Bulgogi, also broken down sometimes as bul go gi, comes in two primary variants at most Korean restaurants: the traditional sweet garlicky soy sauce marinade, ready for grilling beef, and a spicier pork or chicken version that's coated in a thick red sauce derived from red pepper and the spicy Korean paste gochu jang. Koreana serves the sweet garlic soy version with beef for $7.50, and the so-called Hot Chicken Bulgogi for $7.

Both versions, like the Jeyuk-bokkeum, would fall into the "good but not great" category. Bulgogi typically benefits from being grilled rather than sauteed, as it is treated here, and Koreana's version has none of the slight char or differential texture offered by broiling on an open flame. Still, the flavor of its sauce is familiar enough, as is the Hot Chicken Bulgogi's, which glows as orange as the spicy pork dish and to many mouths would taste pretty much the same - after all, the red pepper, vegetables, and gochu jang seem to carry over a lot here from dish to dish. However, whereas the Jeyuk-bokkeum's pork thoroughly absorbs the flavor of its marinade, the Hot Chicken Bulgogi retains some of the flavor of poultry; the choice of either dish is purely a matter of preference.

Lows: Though we found Koreana's items to be more than edible and closer in flavor to the originals than, say, a Chinese restaurant might come, each of the dishes we tried was good, not great. They're served here with a relatively bare complement of side dishes, including the spicy pickled cabbage dish kimchee, bean sprouts, and rice, and unlike competitors, at prices that are perhaps too affordable to expect much more. Our impression is that the soups - for those who like them - may be more authentic, but the non-soup items we tried were a little bit off.

Though all Korean restaurants in the area have the feel of family-run establishments, Koreana is perhaps the closest you'll get to dining at someone's home. Rather than offering the table service and frills of a typical Korean restaurant, it actually looks like it was designed to serve as a small family's store-adjacent comic book library and workday kitchen, or perhaps a home away from home for Korean college students; its tables are buttressed by shelves full of manga comic books, and its few seats were barely occupied when we arrived. You can vaguely see the kitchen area when you dine, not enough to enjoy the view, but rather to let you know that your order isn't being prepared using the huge collection of grilling tools and service plates found at higher-end Korean shops; you eat mostly off of styrofoam. Consequently, this isn't a restaurant to visit on a date, unless your date loves cartoons and doesn't mind the extremely limited menu.

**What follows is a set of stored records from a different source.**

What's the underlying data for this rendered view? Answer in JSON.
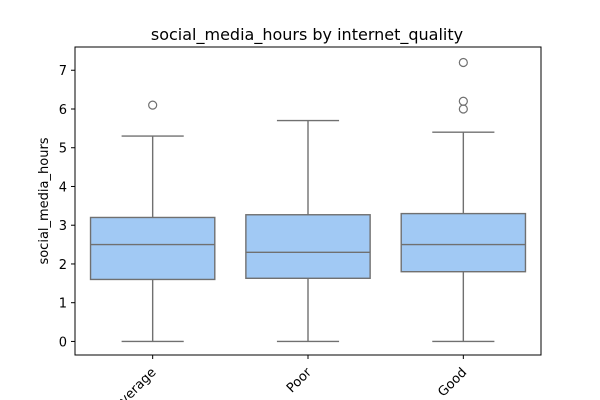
{
  "chart_data": {
    "type": "box",
    "title": "social_media_hours by internet_quality",
    "xlabel": "",
    "ylabel": "social_media_hours",
    "ylim": [
      -0.35,
      7.6
    ],
    "yticks": [
      0,
      1,
      2,
      3,
      4,
      5,
      6,
      7
    ],
    "categories": [
      "Average",
      "Poor",
      "Good"
    ],
    "boxes": [
      {
        "category": "Average",
        "whisker_low": 0.0,
        "q1": 1.6,
        "median": 2.5,
        "q3": 3.2,
        "whisker_high": 5.3,
        "outliers": [
          6.1
        ]
      },
      {
        "category": "Poor",
        "whisker_low": 0.0,
        "q1": 1.63,
        "median": 2.3,
        "q3": 3.27,
        "whisker_high": 5.7,
        "outliers": []
      },
      {
        "category": "Good",
        "whisker_low": 0.0,
        "q1": 1.8,
        "median": 2.5,
        "q3": 3.3,
        "whisker_high": 5.4,
        "outliers": [
          6.0,
          6.2,
          7.2
        ]
      }
    ],
    "colors": {
      "box_fill": "#a1c9f4",
      "line": "#707070"
    },
    "grid": false,
    "legend": "none"
  }
}
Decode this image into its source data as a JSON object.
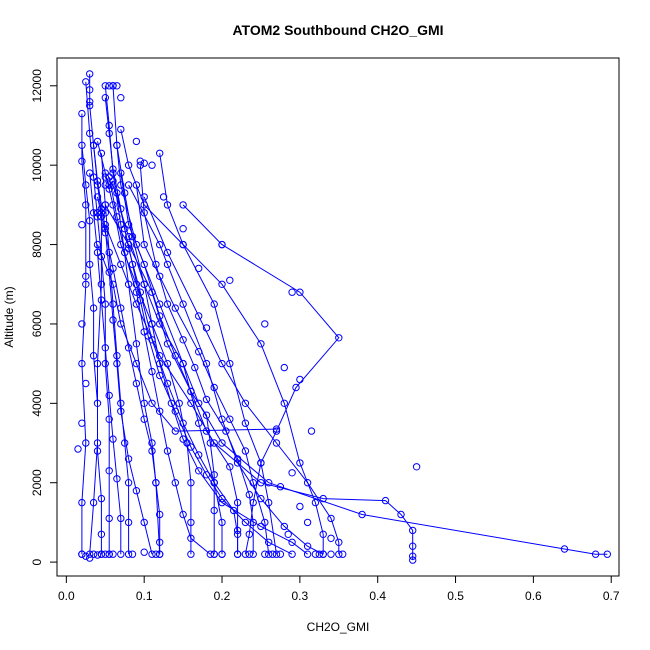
{
  "chart_data": {
    "type": "line",
    "title": "ATOM2 Southbound CH2O_GMI",
    "xlabel": "CH2O_GMI",
    "ylabel": "Altitude (m)",
    "xlim": [
      -0.012,
      0.71
    ],
    "ylim": [
      -350,
      12700
    ],
    "xticks": [
      0.0,
      0.1,
      0.2,
      0.3,
      0.4,
      0.5,
      0.6,
      0.7
    ],
    "xtick_labels": [
      "0.0",
      "0.1",
      "0.2",
      "0.3",
      "0.4",
      "0.5",
      "0.6",
      "0.7"
    ],
    "yticks": [
      0,
      2000,
      4000,
      6000,
      8000,
      10000,
      12000
    ],
    "ytick_labels": [
      "0",
      "2000",
      "4000",
      "6000",
      "8000",
      "10000",
      "12000"
    ],
    "grid": false,
    "color": "#0000ff",
    "marker": "open-circle",
    "profiles": [
      [
        [
          0.02,
          11300
        ],
        [
          0.02,
          10100
        ],
        [
          0.025,
          9000
        ],
        [
          0.025,
          7000
        ],
        [
          0.02,
          5000
        ],
        [
          0.025,
          3000
        ],
        [
          0.02,
          1500
        ],
        [
          0.02,
          200
        ]
      ],
      [
        [
          0.03,
          12300
        ],
        [
          0.03,
          11500
        ],
        [
          0.035,
          10500
        ],
        [
          0.04,
          9500
        ],
        [
          0.045,
          8800
        ],
        [
          0.045,
          7000
        ],
        [
          0.04,
          5000
        ],
        [
          0.04,
          3000
        ],
        [
          0.035,
          1500
        ],
        [
          0.03,
          200
        ]
      ],
      [
        [
          0.05,
          12000
        ],
        [
          0.055,
          11000
        ],
        [
          0.06,
          9800
        ],
        [
          0.07,
          8500
        ],
        [
          0.08,
          7000
        ],
        [
          0.09,
          5500
        ],
        [
          0.1,
          4000
        ],
        [
          0.11,
          3000
        ],
        [
          0.115,
          2000
        ],
        [
          0.12,
          200
        ]
      ],
      [
        [
          0.06,
          12000
        ],
        [
          0.065,
          10500
        ],
        [
          0.07,
          9500
        ],
        [
          0.09,
          8000
        ],
        [
          0.12,
          6500
        ],
        [
          0.15,
          5000
        ],
        [
          0.17,
          3500
        ],
        [
          0.19,
          2000
        ],
        [
          0.2,
          1000
        ],
        [
          0.2,
          200
        ]
      ],
      [
        [
          0.07,
          10900
        ],
        [
          0.08,
          10000
        ],
        [
          0.1,
          9000
        ],
        [
          0.15,
          8000
        ],
        [
          0.19,
          6500
        ],
        [
          0.21,
          5000
        ],
        [
          0.23,
          3500
        ],
        [
          0.25,
          2500
        ],
        [
          0.26,
          1500
        ],
        [
          0.27,
          200
        ]
      ],
      [
        [
          0.12,
          10300
        ],
        [
          0.13,
          9000
        ],
        [
          0.15,
          8000
        ],
        [
          0.2,
          7000
        ],
        [
          0.25,
          5500
        ],
        [
          0.28,
          4000
        ],
        [
          0.3,
          2500
        ],
        [
          0.32,
          1500
        ],
        [
          0.33,
          700
        ],
        [
          0.33,
          200
        ]
      ],
      [
        [
          0.15,
          9000
        ],
        [
          0.2,
          8000
        ],
        [
          0.3,
          6800
        ],
        [
          0.35,
          5650
        ],
        [
          0.295,
          4400
        ],
        [
          0.27,
          3300
        ],
        [
          0.25,
          2500
        ],
        [
          0.24,
          1500
        ],
        [
          0.235,
          700
        ],
        [
          0.23,
          200
        ]
      ],
      [
        [
          0.1,
          9200
        ],
        [
          0.13,
          7800
        ],
        [
          0.17,
          6200
        ],
        [
          0.2,
          5000
        ],
        [
          0.23,
          4000
        ],
        [
          0.27,
          3000
        ],
        [
          0.31,
          2000
        ],
        [
          0.34,
          1100
        ],
        [
          0.35,
          500
        ],
        [
          0.35,
          200
        ]
      ],
      [
        [
          0.08,
          9500
        ],
        [
          0.12,
          8000
        ],
        [
          0.15,
          6500
        ],
        [
          0.18,
          5000
        ],
        [
          0.2,
          3600
        ],
        [
          0.22,
          2500
        ],
        [
          0.25,
          1600
        ],
        [
          0.28,
          900
        ],
        [
          0.31,
          400
        ],
        [
          0.33,
          200
        ]
      ],
      [
        [
          0.05,
          9000
        ],
        [
          0.08,
          8000
        ],
        [
          0.11,
          6800
        ],
        [
          0.13,
          5500
        ],
        [
          0.16,
          4300
        ],
        [
          0.18,
          3300
        ],
        [
          0.21,
          2400
        ],
        [
          0.22,
          1500
        ],
        [
          0.22,
          800
        ],
        [
          0.22,
          200
        ]
      ],
      [
        [
          0.06,
          9500
        ],
        [
          0.08,
          8200
        ],
        [
          0.1,
          7000
        ],
        [
          0.12,
          6000
        ],
        [
          0.15,
          5000
        ],
        [
          0.17,
          4000
        ],
        [
          0.2,
          3000
        ],
        [
          0.26,
          2000
        ],
        [
          0.38,
          1200
        ],
        [
          0.64,
          330
        ],
        [
          0.68,
          200
        ],
        [
          0.695,
          200
        ]
      ],
      [
        [
          0.05,
          8500
        ],
        [
          0.07,
          7500
        ],
        [
          0.09,
          6500
        ],
        [
          0.12,
          5200
        ],
        [
          0.16,
          4000
        ],
        [
          0.19,
          3000
        ],
        [
          0.25,
          2000
        ],
        [
          0.33,
          1600
        ],
        [
          0.41,
          1550
        ],
        [
          0.43,
          1200
        ],
        [
          0.445,
          800
        ],
        [
          0.445,
          400
        ],
        [
          0.445,
          150
        ],
        [
          0.445,
          50
        ]
      ],
      [
        [
          0.04,
          8000
        ],
        [
          0.06,
          7000
        ],
        [
          0.07,
          6000
        ],
        [
          0.09,
          5000
        ],
        [
          0.11,
          4000
        ],
        [
          0.14,
          3300
        ],
        [
          0.27,
          3350
        ]
      ],
      [
        [
          0.07,
          9800
        ],
        [
          0.08,
          8500
        ],
        [
          0.1,
          7500
        ],
        [
          0.12,
          6200
        ],
        [
          0.14,
          5200
        ],
        [
          0.16,
          4300
        ],
        [
          0.18,
          3700
        ],
        [
          0.185,
          3000
        ],
        [
          0.19,
          2200
        ],
        [
          0.19,
          1300
        ],
        [
          0.19,
          200
        ]
      ],
      [
        [
          0.09,
          9500
        ],
        [
          0.1,
          8000
        ],
        [
          0.12,
          7200
        ],
        [
          0.14,
          6400
        ],
        [
          0.17,
          5300
        ],
        [
          0.19,
          4400
        ],
        [
          0.21,
          3600
        ],
        [
          0.23,
          2800
        ],
        [
          0.24,
          2000
        ],
        [
          0.255,
          1000
        ],
        [
          0.26,
          200
        ]
      ],
      [
        [
          0.095,
          10000
        ],
        [
          0.1,
          8800
        ],
        [
          0.115,
          7500
        ],
        [
          0.13,
          6500
        ],
        [
          0.15,
          5600
        ],
        [
          0.165,
          4900
        ],
        [
          0.18,
          4100
        ],
        [
          0.205,
          3300
        ],
        [
          0.22,
          2600
        ],
        [
          0.235,
          1700
        ],
        [
          0.24,
          1000
        ],
        [
          0.24,
          200
        ]
      ],
      [
        [
          0.045,
          10300
        ],
        [
          0.05,
          9000
        ],
        [
          0.055,
          7800
        ],
        [
          0.06,
          6500
        ],
        [
          0.065,
          5200
        ],
        [
          0.07,
          4000
        ],
        [
          0.075,
          3000
        ],
        [
          0.08,
          2000
        ],
        [
          0.08,
          1000
        ],
        [
          0.08,
          200
        ]
      ],
      [
        [
          0.035,
          10500
        ],
        [
          0.04,
          9600
        ],
        [
          0.05,
          8400
        ],
        [
          0.055,
          7300
        ],
        [
          0.06,
          6100
        ],
        [
          0.065,
          5000
        ],
        [
          0.07,
          3800
        ],
        [
          0.08,
          2600
        ],
        [
          0.09,
          1800
        ],
        [
          0.1,
          1000
        ],
        [
          0.11,
          200
        ]
      ],
      [
        [
          0.055,
          9700
        ],
        [
          0.065,
          8700
        ],
        [
          0.075,
          7800
        ],
        [
          0.09,
          6800
        ],
        [
          0.1,
          5800
        ],
        [
          0.11,
          4800
        ],
        [
          0.12,
          3800
        ],
        [
          0.13,
          2800
        ],
        [
          0.14,
          2000
        ],
        [
          0.15,
          1200
        ],
        [
          0.16,
          600
        ],
        [
          0.185,
          200
        ]
      ],
      [
        [
          0.025,
          12100
        ],
        [
          0.03,
          10800
        ],
        [
          0.035,
          9700
        ],
        [
          0.04,
          8700
        ],
        [
          0.045,
          7700
        ],
        [
          0.05,
          6500
        ],
        [
          0.05,
          5000
        ],
        [
          0.055,
          3600
        ],
        [
          0.055,
          2300
        ],
        [
          0.055,
          1100
        ],
        [
          0.055,
          200
        ]
      ],
      [
        [
          0.065,
          10500
        ],
        [
          0.075,
          9300
        ],
        [
          0.085,
          8200
        ],
        [
          0.1,
          7000
        ],
        [
          0.11,
          6000
        ],
        [
          0.12,
          5000
        ],
        [
          0.135,
          4000
        ],
        [
          0.15,
          3100
        ],
        [
          0.17,
          2300
        ],
        [
          0.2,
          1500
        ],
        [
          0.25,
          900
        ],
        [
          0.29,
          500
        ],
        [
          0.31,
          200
        ]
      ],
      [
        [
          0.03,
          9800
        ],
        [
          0.035,
          8800
        ],
        [
          0.04,
          7800
        ],
        [
          0.045,
          6600
        ],
        [
          0.05,
          5400
        ],
        [
          0.055,
          4200
        ],
        [
          0.06,
          3100
        ],
        [
          0.065,
          2100
        ],
        [
          0.07,
          1100
        ],
        [
          0.07,
          200
        ]
      ],
      [
        [
          0.04,
          10600
        ],
        [
          0.05,
          9800
        ],
        [
          0.06,
          9000
        ],
        [
          0.07,
          8000
        ],
        [
          0.09,
          7000
        ],
        [
          0.11,
          6000
        ],
        [
          0.13,
          5000
        ],
        [
          0.145,
          4000
        ],
        [
          0.155,
          3000
        ],
        [
          0.16,
          2000
        ],
        [
          0.16,
          1000
        ],
        [
          0.16,
          200
        ]
      ],
      [
        [
          0.05,
          11700
        ],
        [
          0.055,
          10800
        ],
        [
          0.06,
          9900
        ],
        [
          0.07,
          8900
        ],
        [
          0.08,
          7900
        ],
        [
          0.095,
          6800
        ],
        [
          0.11,
          5600
        ],
        [
          0.13,
          4500
        ],
        [
          0.15,
          3500
        ],
        [
          0.17,
          2700
        ],
        [
          0.19,
          2000
        ],
        [
          0.215,
          1300
        ],
        [
          0.22,
          700
        ],
        [
          0.22,
          200
        ]
      ],
      [
        [
          0.02,
          10500
        ],
        [
          0.025,
          9500
        ],
        [
          0.03,
          8600
        ],
        [
          0.03,
          7500
        ],
        [
          0.035,
          6400
        ],
        [
          0.035,
          5200
        ],
        [
          0.04,
          4000
        ],
        [
          0.04,
          2800
        ],
        [
          0.045,
          1600
        ],
        [
          0.045,
          700
        ],
        [
          0.045,
          200
        ]
      ],
      [
        [
          0.065,
          9300
        ],
        [
          0.075,
          8400
        ],
        [
          0.085,
          7500
        ],
        [
          0.095,
          6600
        ],
        [
          0.105,
          5700
        ],
        [
          0.12,
          4700
        ],
        [
          0.14,
          3800
        ],
        [
          0.16,
          2900
        ],
        [
          0.18,
          2200
        ],
        [
          0.2,
          1600
        ],
        [
          0.23,
          1000
        ],
        [
          0.26,
          500
        ],
        [
          0.29,
          200
        ]
      ],
      [
        [
          0.04,
          9200
        ],
        [
          0.05,
          8300
        ],
        [
          0.06,
          7400
        ],
        [
          0.07,
          6400
        ],
        [
          0.08,
          5400
        ],
        [
          0.09,
          4500
        ],
        [
          0.1,
          3600
        ],
        [
          0.11,
          2800
        ],
        [
          0.115,
          2000
        ],
        [
          0.12,
          1200
        ],
        [
          0.12,
          500
        ],
        [
          0.12,
          200
        ]
      ],
      [
        [
          0.04,
          8800
        ],
        [
          0.045,
          8900
        ],
        [
          0.05,
          8800
        ],
        [
          0.045,
          8700
        ],
        [
          0.04,
          8800
        ]
      ],
      [
        [
          0.05,
          9700
        ],
        [
          0.055,
          9500
        ],
        [
          0.06,
          9600
        ],
        [
          0.055,
          9400
        ],
        [
          0.05,
          9500
        ]
      ]
    ],
    "isolated_points": [
      [
        0.02,
        200
      ],
      [
        0.025,
        150
      ],
      [
        0.03,
        100
      ],
      [
        0.035,
        200
      ],
      [
        0.04,
        180
      ],
      [
        0.045,
        200
      ],
      [
        0.05,
        200
      ],
      [
        0.055,
        200
      ],
      [
        0.06,
        200
      ],
      [
        0.085,
        200
      ],
      [
        0.1,
        250
      ],
      [
        0.115,
        200
      ],
      [
        0.19,
        200
      ],
      [
        0.2,
        200
      ],
      [
        0.235,
        200
      ],
      [
        0.255,
        200
      ],
      [
        0.265,
        200
      ],
      [
        0.275,
        200
      ],
      [
        0.32,
        200
      ],
      [
        0.325,
        200
      ],
      [
        0.34,
        200
      ],
      [
        0.355,
        200
      ],
      [
        0.45,
        2400
      ],
      [
        0.2,
        8000
      ],
      [
        0.13,
        7500
      ],
      [
        0.29,
        6800
      ],
      [
        0.18,
        5900
      ],
      [
        0.015,
        2850
      ],
      [
        0.02,
        3500
      ],
      [
        0.025,
        4500
      ],
      [
        0.02,
        6000
      ],
      [
        0.025,
        7200
      ],
      [
        0.02,
        8500
      ],
      [
        0.03,
        11900
      ],
      [
        0.03,
        11600
      ],
      [
        0.055,
        12000
      ],
      [
        0.06,
        12000
      ],
      [
        0.065,
        12000
      ],
      [
        0.07,
        11700
      ],
      [
        0.09,
        10600
      ],
      [
        0.095,
        10100
      ],
      [
        0.1,
        10050
      ],
      [
        0.11,
        10000
      ],
      [
        0.125,
        9200
      ],
      [
        0.15,
        8400
      ],
      [
        0.17,
        7400
      ],
      [
        0.21,
        7100
      ],
      [
        0.255,
        6000
      ],
      [
        0.28,
        4900
      ],
      [
        0.3,
        4600
      ],
      [
        0.315,
        3300
      ],
      [
        0.29,
        2250
      ],
      [
        0.275,
        1900
      ],
      [
        0.31,
        1000
      ],
      [
        0.285,
        700
      ],
      [
        0.34,
        600
      ],
      [
        0.3,
        1400
      ]
    ]
  }
}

The Verdict: What ultimately makes Koreana both interesting and disappointing is its utter lack of pretense; you discover it, find an inexpensive, limited menu inside, and eat a fine but unremarkable Korean meal in clean but simple surroundings. As you leave, or perhaps as you finish your meal, you realize that you've gotten what you paid for but nothing more. There is seemingly no ambition for this place to become the next big Western New York Korean place, or perhaps, even to be discovered in its recessed location; one gets the sense that the owners will be content to sell a short list of sub-$8, simple meals, and those who are interested in trying them will neither rave nor complain. That's not a bad thing; it is what it is, and perhaps by design, Koreana will continue to enjoy anonymity relative to its local Korean peers.